Этот страх специально сеется, чтобы граждане сидели и молча дрожали, он разобщает.

— К предыдущим выборам вы сняли «Возраст несогласия» про молодёжь из команды Навального. В «Путешествии из Петербурга в Москву» одни из самых симпатичных героев – молодые оппозиционеры из Твери. В «Разрыве связи» за войну, за Путина выступают в основном пожилые герои. Нет риска, что молодые через несколько лет автоматически, в силу возраста разделят мировоззрение нынешнего старшего поколения?

— Думаю, нет. Это поколенческая история, она не про возраст, она про опыт. Если бы Путин не совершил чудовищный насильственный разворот истории на 180 градусов, лет через 10 бумерское поколение со своим ресентиментом, который не даёт им жить спокойно, вымерло бы, и общество бы изменилось. Даже провластные опросы показывают, что с каждым десятилетием поддержка войны снижается.

Самые активные, самые непослушные, к сожалению, уехали. 20-летним вся эта ерунда про великий СССР и враждебные Запад и НАТО, про традиционные ценности и «гейропу» органически чужда. Они другие. Они выросли в глобальном мире, где все одинаково смотрят мистера Биста и слушают американский рэп. Мальчик Рома 13 лет живёт в этом ужасе, но при этом, как я уже говорил, рисует NFT-проекты, увлечён аниме, битбоксит. У него ровно те же интересы, что у моего 12-летнего крестника из Москвы: интернет, который отлично развивался в России последние 20 лет, стёр разницу между провинцией и большими городами, создал единое культурное поле. Но когда заходит разговор о войне и его друг начинает говорить, что если надо будет идти воевать, он пойдёт и всех порвёт, Рома соглашается, хотя чувствуется, что это не его мысль. То есть внутренне он уже готов к конформизму.
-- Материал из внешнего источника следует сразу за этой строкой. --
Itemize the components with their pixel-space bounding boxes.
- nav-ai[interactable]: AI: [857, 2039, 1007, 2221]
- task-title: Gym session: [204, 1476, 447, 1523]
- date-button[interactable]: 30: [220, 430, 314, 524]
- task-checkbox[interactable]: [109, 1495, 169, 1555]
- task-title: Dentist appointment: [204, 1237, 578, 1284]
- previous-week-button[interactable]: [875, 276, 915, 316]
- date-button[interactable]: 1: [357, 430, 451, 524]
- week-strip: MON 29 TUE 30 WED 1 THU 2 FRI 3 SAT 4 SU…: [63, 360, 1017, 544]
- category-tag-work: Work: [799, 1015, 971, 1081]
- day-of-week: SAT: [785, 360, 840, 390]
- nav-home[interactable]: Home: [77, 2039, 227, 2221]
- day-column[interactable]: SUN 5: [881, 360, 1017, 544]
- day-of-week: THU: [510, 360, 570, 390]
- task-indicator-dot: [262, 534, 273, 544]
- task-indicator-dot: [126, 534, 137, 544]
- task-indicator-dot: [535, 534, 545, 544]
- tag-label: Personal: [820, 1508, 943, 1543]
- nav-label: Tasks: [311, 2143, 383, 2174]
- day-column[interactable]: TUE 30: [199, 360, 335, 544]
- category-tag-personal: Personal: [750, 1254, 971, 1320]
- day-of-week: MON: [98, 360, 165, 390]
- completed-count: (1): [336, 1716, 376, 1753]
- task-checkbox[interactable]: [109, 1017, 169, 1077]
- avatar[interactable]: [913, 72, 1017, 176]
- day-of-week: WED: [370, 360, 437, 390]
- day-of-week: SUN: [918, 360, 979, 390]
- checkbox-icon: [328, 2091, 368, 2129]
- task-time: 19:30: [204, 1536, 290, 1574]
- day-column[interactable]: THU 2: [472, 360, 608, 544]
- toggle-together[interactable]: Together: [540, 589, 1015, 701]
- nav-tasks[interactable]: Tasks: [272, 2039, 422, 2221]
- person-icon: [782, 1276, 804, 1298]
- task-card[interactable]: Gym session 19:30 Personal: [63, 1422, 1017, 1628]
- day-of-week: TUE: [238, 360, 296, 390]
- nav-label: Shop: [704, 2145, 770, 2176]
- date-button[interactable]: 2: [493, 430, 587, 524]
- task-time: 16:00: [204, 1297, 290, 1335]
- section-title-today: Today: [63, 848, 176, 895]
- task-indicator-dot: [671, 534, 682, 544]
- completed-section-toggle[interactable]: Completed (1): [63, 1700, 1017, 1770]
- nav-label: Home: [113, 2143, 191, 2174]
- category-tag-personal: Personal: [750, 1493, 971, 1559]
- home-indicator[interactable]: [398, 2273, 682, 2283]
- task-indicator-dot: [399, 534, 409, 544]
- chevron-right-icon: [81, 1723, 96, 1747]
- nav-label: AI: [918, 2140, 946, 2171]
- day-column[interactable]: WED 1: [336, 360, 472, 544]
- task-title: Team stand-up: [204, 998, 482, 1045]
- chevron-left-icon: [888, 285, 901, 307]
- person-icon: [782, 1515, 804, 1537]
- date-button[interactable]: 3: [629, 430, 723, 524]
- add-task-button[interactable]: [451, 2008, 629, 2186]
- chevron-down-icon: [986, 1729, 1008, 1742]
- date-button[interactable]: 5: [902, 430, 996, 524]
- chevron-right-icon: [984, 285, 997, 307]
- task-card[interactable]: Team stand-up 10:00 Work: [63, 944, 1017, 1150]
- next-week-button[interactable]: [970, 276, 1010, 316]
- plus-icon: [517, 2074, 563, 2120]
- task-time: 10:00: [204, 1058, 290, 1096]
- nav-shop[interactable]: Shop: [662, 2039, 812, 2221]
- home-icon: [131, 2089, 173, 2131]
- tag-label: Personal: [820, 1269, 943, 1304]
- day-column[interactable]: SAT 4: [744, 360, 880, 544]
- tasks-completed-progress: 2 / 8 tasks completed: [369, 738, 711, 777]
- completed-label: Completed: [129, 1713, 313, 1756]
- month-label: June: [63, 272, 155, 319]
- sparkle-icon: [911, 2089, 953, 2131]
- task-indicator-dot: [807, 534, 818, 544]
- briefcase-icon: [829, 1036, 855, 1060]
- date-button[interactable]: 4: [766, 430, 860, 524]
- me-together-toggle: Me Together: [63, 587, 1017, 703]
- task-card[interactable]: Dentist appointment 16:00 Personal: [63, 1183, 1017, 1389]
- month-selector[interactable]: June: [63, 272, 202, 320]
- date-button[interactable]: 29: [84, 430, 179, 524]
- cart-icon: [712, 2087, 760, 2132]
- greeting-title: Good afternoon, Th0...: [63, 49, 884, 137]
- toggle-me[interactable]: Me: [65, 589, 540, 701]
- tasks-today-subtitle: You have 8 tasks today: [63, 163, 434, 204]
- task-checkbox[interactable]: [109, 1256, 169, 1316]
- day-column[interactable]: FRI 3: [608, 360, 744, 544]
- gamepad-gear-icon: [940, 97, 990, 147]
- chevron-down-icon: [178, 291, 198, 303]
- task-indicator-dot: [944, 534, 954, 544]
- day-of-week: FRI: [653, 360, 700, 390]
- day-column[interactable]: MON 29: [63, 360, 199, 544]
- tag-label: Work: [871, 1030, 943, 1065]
Власть сейчас сильно взялась за школьников, чувствуется, что их будут ломать через колено.

— Вы снимаете Россию, хотя это технически сложно. Не хотите снять фильм за рубежом?

— Пока есть возможность снимать в России, буду снимать там. В России есть герои, про которых интересно снять – например, меня завораживает Лида Мониава. Но должна появиться потребность снимать героя; пока же мне хочется делиться ужасом от происходящего и фиксировать его.